The latest research from Deborah Lowe Vandell and her colleagues at UC Irvine suggests that consistent participation in high-quality after-school programming by elementary school students (K-5) vastly narrows the achievement gap between students from low-income and high-income families by the fifth grade (see infographic). Vandell’s study did not describe the content of the afterschool programs in her study, but several other recent studies have shown that similar outcomes may result from a variety of program models:
- A YMCA study published earlier this year found that students who participated actively in their High School Youth Initiative program—a summer and after-school program focused on technology skills, leadership, and homework help—had higher grades and test scores in math and language arts, as well as improved overall GPAs and higher attendance as they progressed in school. Participating youth came from low-income families and diverse cultural backgrounds.
- A study of youth development in minority boys who participated in the Sport Hartford Boys (SHB) program indicated that involvement in the program positively influenced the participants emotionally and socially, as gauged by their development in the “6 C’s”— competence, character, caring, confidence, connection, and contribution. The “6 C’s” are a set of characteristics identified by developmental scientists as indicators of positive youth development and future success.

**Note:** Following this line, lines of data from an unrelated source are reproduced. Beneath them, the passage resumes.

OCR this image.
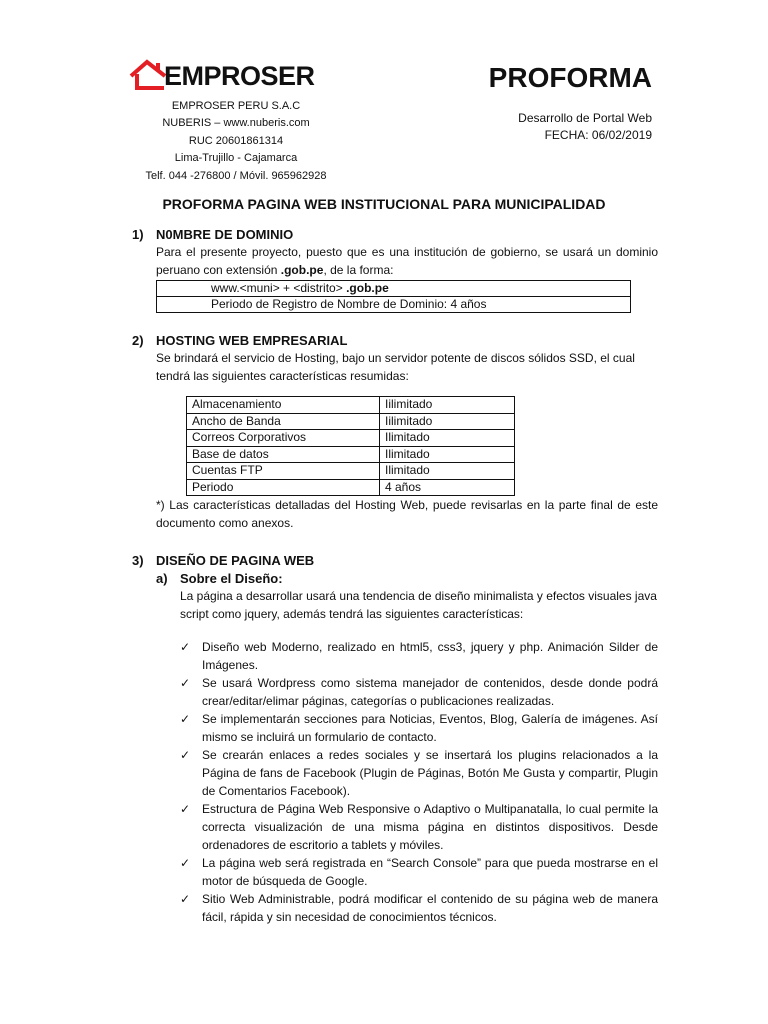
EMPROSER
EMPROSER PERU S.A.C
NUBERIS – www.nuberis.com
RUC 20601861314
Lima-Trujillo - Cajamarca
Telf. 044 -276800 / Móvil. 965962928
PROFORMA
Desarrollo de Portal Web
FECHA: 06/02/2019
PROFORMA PAGINA WEB INSTITUCIONAL PARA MUNICIPALIDAD
1) N0MBRE DE DOMINIO
Para el presente proyecto, puesto que es una institución de gobierno, se usará un dominio peruano con extensión .gob.pe, de la forma:
www.<muni> + <distrito> .gob.pe
Periodo de Registro de Nombre de Dominio: 4 años
2) HOSTING WEB EMPRESARIAL
Se brindará el servicio de Hosting, bajo un servidor potente de discos sólidos SSD, el cual tendrá las siguientes características resumidas:
Almacenamiento	Iilimitado
Ancho de Banda	Iilimitado
Correos Corporativos	Ilimitado
Base de datos	Ilimitado
Cuentas FTP	Ilimitado
Periodo	4 años
*) Las características detalladas del Hosting Web, puede revisarlas en la parte final de este documento como anexos.
3) DISEÑO DE PAGINA WEB
a) Sobre el Diseño:
La página a desarrollar usará una tendencia de diseño minimalista y efectos visuales java script como jquery, además tendrá las siguientes características:
✓ Diseño web Moderno, realizado en html5, css3, jquery y php. Animación Silder de Imágenes.
✓ Se usará Wordpress como sistema manejador de contenidos, desde donde podrá crear/editar/elimar páginas, categorías o publicaciones realizadas.
✓ Se implementarán secciones para Noticias, Eventos, Blog, Galería de imágenes. Así mismo se incluirá un formulario de contacto.
✓ Se crearán enlaces a redes sociales y se insertará los plugins relacionados a la Página de fans de Facebook (Plugin de Páginas, Botón Me Gusta y compartir, Plugin de Comentarios Facebook).
✓ Estructura de Página Web Responsive o Adaptivo o Multipanatalla, lo cual permite la correcta visualización de una misma página en distintos dispositivos. Desde ordenadores de escritorio a tablets y móviles.
✓ La página web será registrada en “Search Console” para que pueda mostrarse en el motor de búsqueda de Google.
✓ Sitio Web Administrable, podrá modificar el contenido de su página web de manera fácil, rápida y sin necesidad de conocimientos técnicos.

- A case-study series of four California schools found that implementing “student-centered” practices, such as connecting learning to real-world experiences and assigning student-directed research projects, dramatically improved the college readiness of low-income and minority students as compared to their peers in traditional schools in the same districts and across the state.
The programs profiled in these three studies differ widely in content, strategy, and format, but they have all delivered positive, quantifiable outcomes. This is in large part because of their shared emphasis on two key elements: positive adult-student relationships and student enjoyment or empowerment. These two components are not only crucial for student retention in what are almost universally voluntary programs, but they also happen to be the two factors identified by Vandell and her colleagues as reliable predictors of program quality.
Individually, each of these studies proves what everyone reading this blog already knows: after-school and expanded learning programs have the potential to dramatically reverse the academic and developmental disadvantages associated with low-income and minority students. Taken together, their overlapping qualities and practices offer insight into how best to unlock and take advantage of that potential.